Her own future feels brighter, too. Zar was studying English in Afghanistan, and she has already made plans to join classes at a local library after her daughter is born. There is a quiet determination to her voice when she speaks of this – “Soon, I will get started studying again, to improve myself,” she says – and Mohammad smiles proudly.

“She is a very hard-working lady,” he says of his wife, “and she can do whatever she wants.”

– – –

A wooden crib is waiting for their daughter in the little bedroom where the family of four will sleep side by side. Cooper helps carry a donated changing table into the room, placing it carefully in one corner.

More deliveries will follow, Cooper promises – winter coats, and a few other items that didn’t fit in her car on this first trip. “We’d love to stay in touch, if there are things we can do to make sure you’re okay and comfortable and have what you need,” she says.

“Thank you so much for all you are doing,” Zar says.

Before their visitors leave, Mohammad shares a final memory from Afghanistan: One frigid winter morning as he walked to work, he says, he passed an unhoused family huddled together on the frozen ground. “They had a child, like my son,” he says. “They had no jackets. Sleeping on the snow. It was so cold.” The sight of them tormented him, he says, “so I went to my work, and I shared the story with my colleagues, and I said: ‘If we don’t help them tonight, they will be no more.’ ” His co-workers banded together, he says, and bought plentiful supplies to deliver to the family – tents, mattresses, dishes, food, clothing.

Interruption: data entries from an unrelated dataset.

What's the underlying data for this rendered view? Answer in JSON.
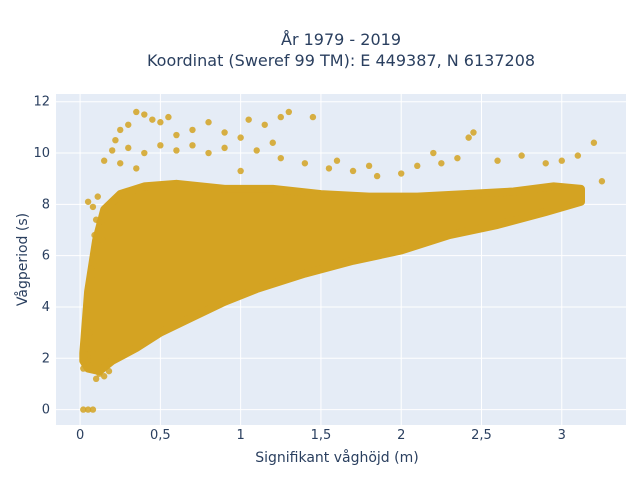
{
  "chart_data": {
    "type": "scatter",
    "title_line1": "År 1979 - 2019",
    "title_line2": "Koordinat (Sweref 99 TM): E 449387, N 6137208",
    "xlabel": "Signifikant våghöjd (m)",
    "ylabel": "Vågperiod (s)",
    "xlim": [
      -0.15,
      3.4
    ],
    "ylim": [
      -0.6,
      12.3
    ],
    "x_ticks": [
      0,
      0.5,
      1,
      1.5,
      2,
      2.5,
      3
    ],
    "x_tick_labels": [
      "0",
      "0,5",
      "1",
      "1,5",
      "2",
      "2,5",
      "3"
    ],
    "y_ticks": [
      0,
      2,
      4,
      6,
      8,
      10,
      12
    ],
    "y_tick_labels": [
      "0",
      "2",
      "4",
      "6",
      "8",
      "10",
      "12"
    ],
    "grid": true,
    "colors": {
      "marker": "#d4a322",
      "plot_bg": "#e5ecf6",
      "grid": "#ffffff",
      "text": "#2a3f5f"
    },
    "series": [
      {
        "values_note": "",
        "points": [
          [
            0.02,
            0
          ],
          [
            0.05,
            0
          ],
          [
            0.08,
            0
          ],
          [
            0.02,
            1.6
          ],
          [
            0.05,
            1.9
          ],
          [
            0.1,
            1.2
          ],
          [
            0.12,
            1.4
          ],
          [
            0.15,
            1.3
          ],
          [
            0.18,
            1.5
          ],
          [
            0.04,
            2.4
          ],
          [
            0.06,
            3.0
          ],
          [
            0.03,
            2.8
          ],
          [
            0.08,
            2.2
          ],
          [
            0.07,
            5.5
          ],
          [
            0.09,
            6.8
          ],
          [
            0.1,
            7.4
          ],
          [
            0.05,
            8.1
          ],
          [
            0.08,
            7.9
          ],
          [
            0.12,
            7.3
          ],
          [
            0.14,
            6.6
          ],
          [
            0.11,
            8.3
          ],
          [
            0.15,
            9.7
          ],
          [
            0.2,
            10.1
          ],
          [
            0.22,
            10.5
          ],
          [
            0.25,
            10.9
          ],
          [
            0.3,
            11.1
          ],
          [
            0.35,
            11.6
          ],
          [
            0.4,
            11.5
          ],
          [
            0.45,
            11.3
          ],
          [
            0.5,
            11.2
          ],
          [
            0.55,
            11.4
          ],
          [
            0.6,
            10.7
          ],
          [
            0.7,
            10.9
          ],
          [
            0.8,
            11.2
          ],
          [
            0.9,
            10.8
          ],
          [
            1.0,
            10.6
          ],
          [
            1.05,
            11.3
          ],
          [
            1.15,
            11.1
          ],
          [
            1.2,
            10.4
          ],
          [
            1.25,
            11.4
          ],
          [
            1.3,
            11.6
          ],
          [
            1.45,
            11.4
          ],
          [
            0.3,
            10.2
          ],
          [
            0.4,
            10.0
          ],
          [
            0.5,
            10.3
          ],
          [
            0.6,
            10.1
          ],
          [
            0.7,
            10.3
          ],
          [
            0.8,
            10.0
          ],
          [
            0.9,
            10.2
          ],
          [
            1.1,
            10.1
          ],
          [
            1.25,
            9.8
          ],
          [
            1.4,
            9.6
          ],
          [
            1.55,
            9.4
          ],
          [
            1.7,
            9.3
          ],
          [
            1.85,
            9.1
          ],
          [
            2.0,
            9.2
          ],
          [
            2.1,
            9.5
          ],
          [
            2.25,
            9.6
          ],
          [
            2.35,
            9.8
          ],
          [
            2.42,
            10.6
          ],
          [
            2.45,
            10.8
          ],
          [
            2.6,
            9.7
          ],
          [
            2.75,
            9.9
          ],
          [
            2.9,
            9.6
          ],
          [
            3.0,
            9.7
          ],
          [
            3.1,
            9.9
          ],
          [
            3.2,
            10.4
          ],
          [
            3.25,
            8.9
          ],
          [
            1.6,
            9.7
          ],
          [
            1.8,
            9.5
          ],
          [
            2.2,
            10.0
          ],
          [
            1.0,
            9.3
          ],
          [
            0.25,
            9.6
          ],
          [
            0.35,
            9.4
          ]
        ]
      }
    ]
  }
}
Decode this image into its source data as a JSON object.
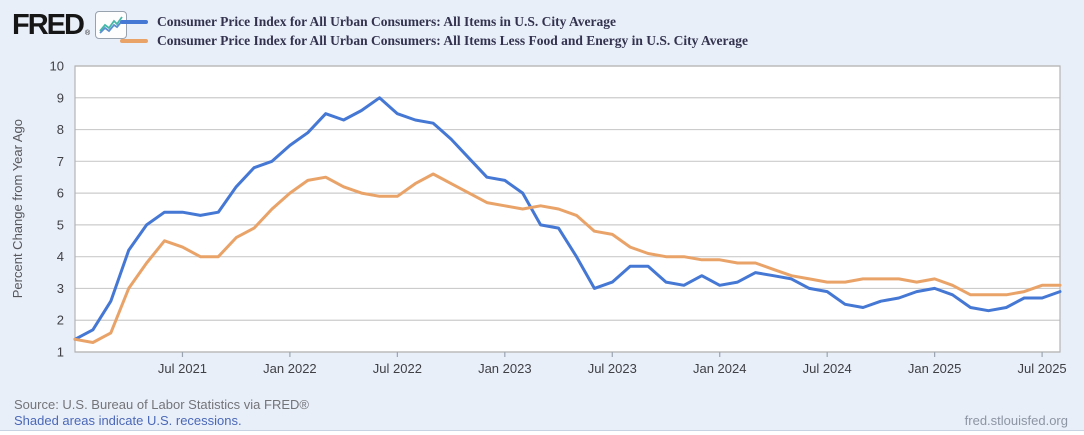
{
  "brand": {
    "logo_text": "FRED",
    "registered_mark": "®"
  },
  "legend": [
    {
      "label": "Consumer Price Index for All Urban Consumers: All Items in U.S. City Average",
      "color": "#4577d4"
    },
    {
      "label": "Consumer Price Index for All Urban Consumers: All Items Less Food and Energy in U.S. City Average",
      "color": "#e9a369"
    }
  ],
  "chart_data": {
    "type": "line",
    "title": "",
    "xlabel": "",
    "ylabel": "Percent Change from Year Ago",
    "ylim": [
      1,
      10
    ],
    "y_ticks": [
      1,
      2,
      3,
      4,
      5,
      6,
      7,
      8,
      9,
      10
    ],
    "grid": "horizontal",
    "legend_position": "top-left",
    "x_start": "2021-01",
    "x_end": "2025-08",
    "x_tick_labels": [
      "Jul 2021",
      "Jan 2022",
      "Jul 2022",
      "Jan 2023",
      "Jul 2023",
      "Jan 2024",
      "Jul 2024",
      "Jan 2025",
      "Jul 2025"
    ],
    "x_tick_month_index": [
      6,
      12,
      18,
      24,
      30,
      36,
      42,
      48,
      54
    ],
    "series": [
      {
        "name": "Consumer Price Index for All Urban Consumers: All Items in U.S. City Average",
        "color": "#4577d4",
        "values": [
          1.4,
          1.7,
          2.6,
          4.2,
          5.0,
          5.4,
          5.4,
          5.3,
          5.4,
          6.2,
          6.8,
          7.0,
          7.5,
          7.9,
          8.5,
          8.3,
          8.6,
          9.0,
          8.5,
          8.3,
          8.2,
          7.7,
          7.1,
          6.5,
          6.4,
          6.0,
          5.0,
          4.9,
          4.0,
          3.0,
          3.2,
          3.7,
          3.7,
          3.2,
          3.1,
          3.4,
          3.1,
          3.2,
          3.5,
          3.4,
          3.3,
          3.0,
          2.9,
          2.5,
          2.4,
          2.6,
          2.7,
          2.9,
          3.0,
          2.8,
          2.4,
          2.3,
          2.4,
          2.7,
          2.7,
          2.9
        ]
      },
      {
        "name": "Consumer Price Index for All Urban Consumers: All Items Less Food and Energy in U.S. City Average",
        "color": "#e9a369",
        "values": [
          1.4,
          1.3,
          1.6,
          3.0,
          3.8,
          4.5,
          4.3,
          4.0,
          4.0,
          4.6,
          4.9,
          5.5,
          6.0,
          6.4,
          6.5,
          6.2,
          6.0,
          5.9,
          5.9,
          6.3,
          6.6,
          6.3,
          6.0,
          5.7,
          5.6,
          5.5,
          5.6,
          5.5,
          5.3,
          4.8,
          4.7,
          4.3,
          4.1,
          4.0,
          4.0,
          3.9,
          3.9,
          3.8,
          3.8,
          3.6,
          3.4,
          3.3,
          3.2,
          3.2,
          3.3,
          3.3,
          3.3,
          3.2,
          3.3,
          3.1,
          2.8,
          2.8,
          2.8,
          2.9,
          3.1,
          3.1
        ]
      }
    ]
  },
  "footer": {
    "source": "Source: U.S. Bureau of Labor Statistics via FRED®",
    "recession_note": "Shaded areas indicate U.S. recessions.",
    "site": "fred.stlouisfed.org"
  },
  "colors": {
    "background": "#e9eff9",
    "plot_background": "#ffffff",
    "grid_line": "#cccccc",
    "plot_border": "#b3b3b3",
    "tick_mark": "#9aa4b0",
    "tick_text": "#3f4045",
    "series_blue": "#4577d4",
    "series_orange": "#e9a369"
  }
}
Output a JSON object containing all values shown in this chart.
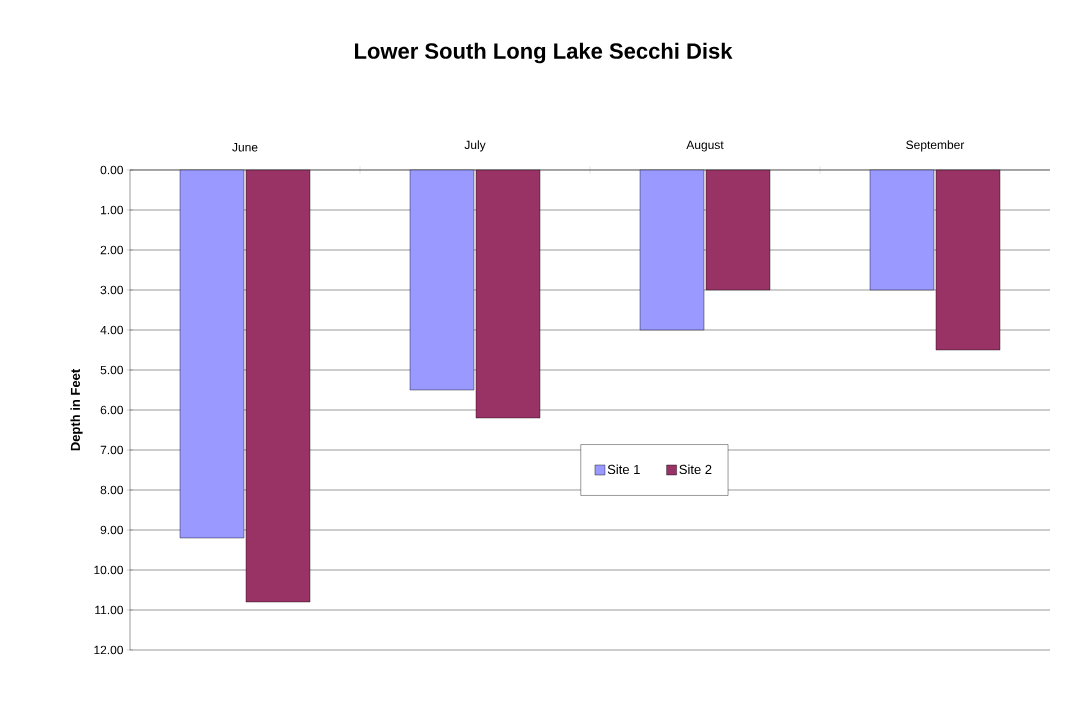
{
  "chart_data": {
    "type": "bar",
    "title": "Lower South Long Lake Secchi Disk",
    "ylabel": "Depth in Feet",
    "categories": [
      "June",
      "July",
      "August",
      "September"
    ],
    "series": [
      {
        "name": "Site 1",
        "color": "#9999ff",
        "values": [
          9.2,
          5.5,
          4.0,
          3.0
        ]
      },
      {
        "name": "Site 2",
        "color": "#993366",
        "values": [
          10.8,
          6.2,
          3.0,
          4.5
        ]
      }
    ],
    "ylim": [
      12,
      0
    ],
    "yticks": [
      {
        "value": 0,
        "label": "0.00"
      },
      {
        "value": 1,
        "label": "1.00"
      },
      {
        "value": 2,
        "label": "2.00"
      },
      {
        "value": 3,
        "label": "3.00"
      },
      {
        "value": 4,
        "label": "4.00"
      },
      {
        "value": 5,
        "label": "5.00"
      },
      {
        "value": 6,
        "label": "6.00"
      },
      {
        "value": 7,
        "label": "7.00"
      },
      {
        "value": 8,
        "label": "8.00"
      },
      {
        "value": 9,
        "label": "9.00"
      },
      {
        "value": 10,
        "label": "10.00"
      },
      {
        "value": 11,
        "label": "11.00"
      },
      {
        "value": 12,
        "label": "12.00"
      }
    ],
    "grid": "y",
    "legend": "center"
  }
}
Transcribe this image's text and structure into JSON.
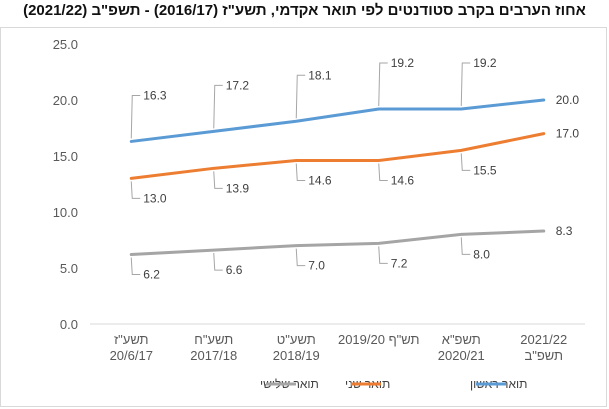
{
  "title": "אחוז הערבים בקרב סטודנטים לפי תואר אקדמי, תשע\"ז (2016/17) - תשפ\"ב (2021/22)",
  "chart_data": {
    "type": "line",
    "title": "אחוז הערבים בקרב סטודנטים לפי תואר אקדמי, תשע\"ז (2016/17) - תשפ\"ב (2021/22)",
    "categories": [
      [
        "תשע\"ז",
        "20/6/17"
      ],
      [
        "תשע\"ח",
        "2017/18"
      ],
      [
        "תשע\"ט",
        "2018/19"
      ],
      [
        "2019/20 תש\"ף",
        ""
      ],
      [
        "תשפ\"א",
        "2020/21"
      ],
      [
        "2021/22",
        "תשפ\"ב"
      ]
    ],
    "series": [
      {
        "name": "תואר ראשון",
        "color": "#5b9bd5",
        "values": [
          16.3,
          17.2,
          18.1,
          19.2,
          19.2,
          20.0
        ],
        "labels": [
          "16.3",
          "17.2",
          "18.1",
          "19.2",
          "19.2",
          "20.0"
        ]
      },
      {
        "name": "תואר שני",
        "color": "#ed7d31",
        "values": [
          13.0,
          13.9,
          14.6,
          14.6,
          15.5,
          17.0
        ],
        "labels": [
          "13.0",
          "13.9",
          "14.6",
          "14.6",
          "15.5",
          "17.0"
        ]
      },
      {
        "name": "תואר שלישי",
        "color": "#a5a5a5",
        "values": [
          6.2,
          6.6,
          7.0,
          7.2,
          8.0,
          8.3
        ],
        "labels": [
          "6.2",
          "6.6",
          "7.0",
          "7.2",
          "8.0",
          "8.3"
        ]
      }
    ],
    "ylim": [
      0,
      25
    ],
    "yticks": [
      "0.0",
      "5.0",
      "10.0",
      "15.0",
      "20.0",
      "25.0"
    ],
    "grid": false,
    "legend": "bottom"
  }
}
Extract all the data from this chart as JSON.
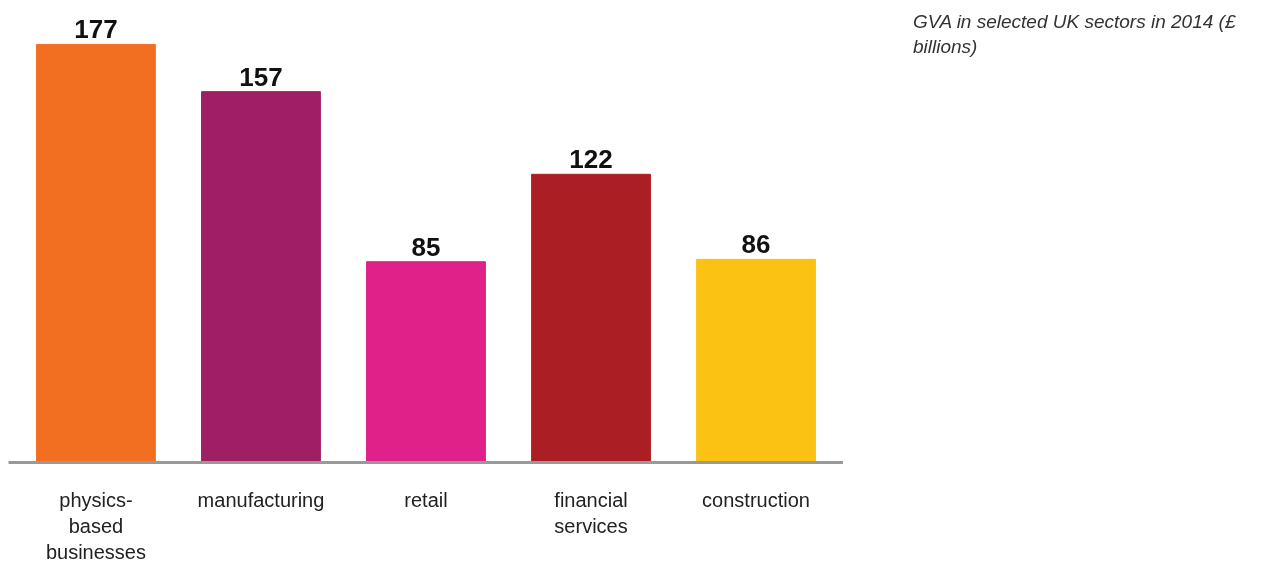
{
  "chart_data": {
    "type": "bar",
    "title": "GVA in selected UK sectors in 2014 (£ billions)",
    "categories": [
      "physics-based businesses",
      "manufacturing",
      "retail",
      "financial services",
      "construction"
    ],
    "values": [
      177,
      157,
      85,
      122,
      86
    ],
    "colors": [
      "#f26f21",
      "#9e1f63",
      "#df2189",
      "#ab1f24",
      "#fcc213"
    ],
    "data_labels": true,
    "grid": false
  }
}
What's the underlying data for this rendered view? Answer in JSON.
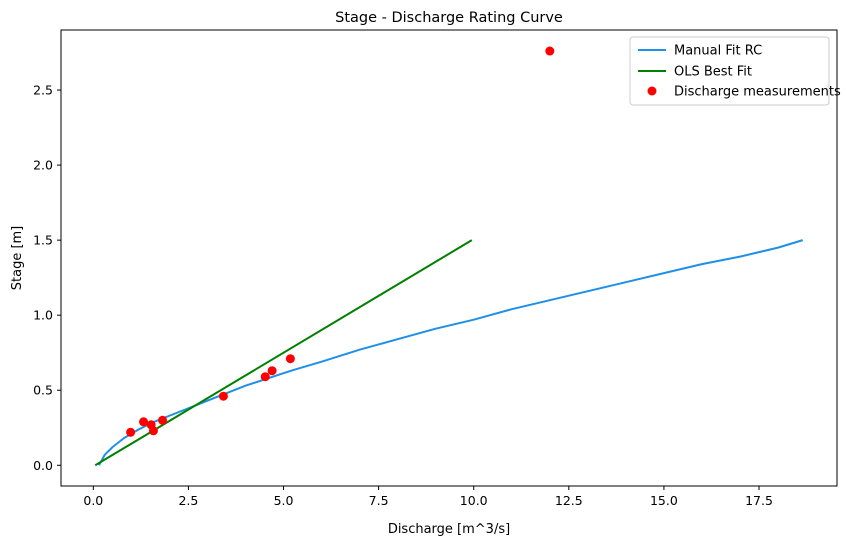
{
  "chart_data": {
    "type": "line",
    "title": "Stage - Discharge Rating Curve",
    "xlabel": "Discharge [m^3/s]",
    "ylabel": "Stage [m]",
    "xlim": [
      -0.85,
      19.55
    ],
    "ylim": [
      -0.138,
      2.9
    ],
    "xticks": [
      0.0,
      2.5,
      5.0,
      7.5,
      10.0,
      12.5,
      15.0,
      17.5
    ],
    "xtick_labels": [
      "0.0",
      "2.5",
      "5.0",
      "7.5",
      "10.0",
      "12.5",
      "15.0",
      "17.5"
    ],
    "yticks": [
      0.0,
      0.5,
      1.0,
      1.5,
      2.0,
      2.5
    ],
    "ytick_labels": [
      "0.0",
      "0.5",
      "1.0",
      "1.5",
      "2.0",
      "2.5"
    ],
    "grid": false,
    "legend": {
      "position": "top-right",
      "entries": [
        "Manual Fit RC",
        "OLS Best Fit",
        "Discharge measurements"
      ]
    },
    "series": [
      {
        "name": "Manual Fit RC",
        "kind": "line",
        "color": "#1f8fe8",
        "x": [
          0.15,
          0.3,
          0.5,
          0.8,
          1.2,
          1.6,
          2.0,
          2.5,
          3.0,
          3.5,
          4.0,
          4.6,
          5.2,
          6.0,
          7.0,
          8.0,
          9.0,
          10.0,
          11.0,
          12.0,
          13.0,
          14.0,
          15.0,
          16.0,
          17.0,
          18.0,
          18.65
        ],
        "y": [
          0.0,
          0.07,
          0.12,
          0.18,
          0.24,
          0.29,
          0.33,
          0.38,
          0.43,
          0.48,
          0.53,
          0.58,
          0.63,
          0.69,
          0.77,
          0.84,
          0.91,
          0.97,
          1.04,
          1.1,
          1.16,
          1.22,
          1.28,
          1.34,
          1.39,
          1.45,
          1.5
        ]
      },
      {
        "name": "OLS Best Fit",
        "kind": "line",
        "color": "#008000",
        "x": [
          0.05,
          9.95
        ],
        "y": [
          0.0,
          1.5
        ]
      },
      {
        "name": "Discharge measurements",
        "kind": "scatter",
        "color": "#ff0000",
        "x": [
          0.98,
          1.32,
          1.52,
          1.58,
          1.82,
          3.42,
          4.52,
          4.7,
          5.18,
          12.0
        ],
        "y": [
          0.22,
          0.29,
          0.27,
          0.23,
          0.3,
          0.46,
          0.59,
          0.63,
          0.71,
          2.76
        ]
      }
    ]
  }
}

“We became so happy, from here,” he says, smiling and placing his palm over his heart. There is a symmetry that resonates now, as he remembers that other version of his life, when he was the one in a position to give: “We helped them like you are helping us.”

“Oh,” Michelle says, mirroring his own gesture, placing her hand on her chest. “What you did was amazing, what we did was just a small -“

But Mohammad gently interjects, shaking his head. “I believe helping is not something ‘big’ or ‘small,’ ” he says. “It is always big.”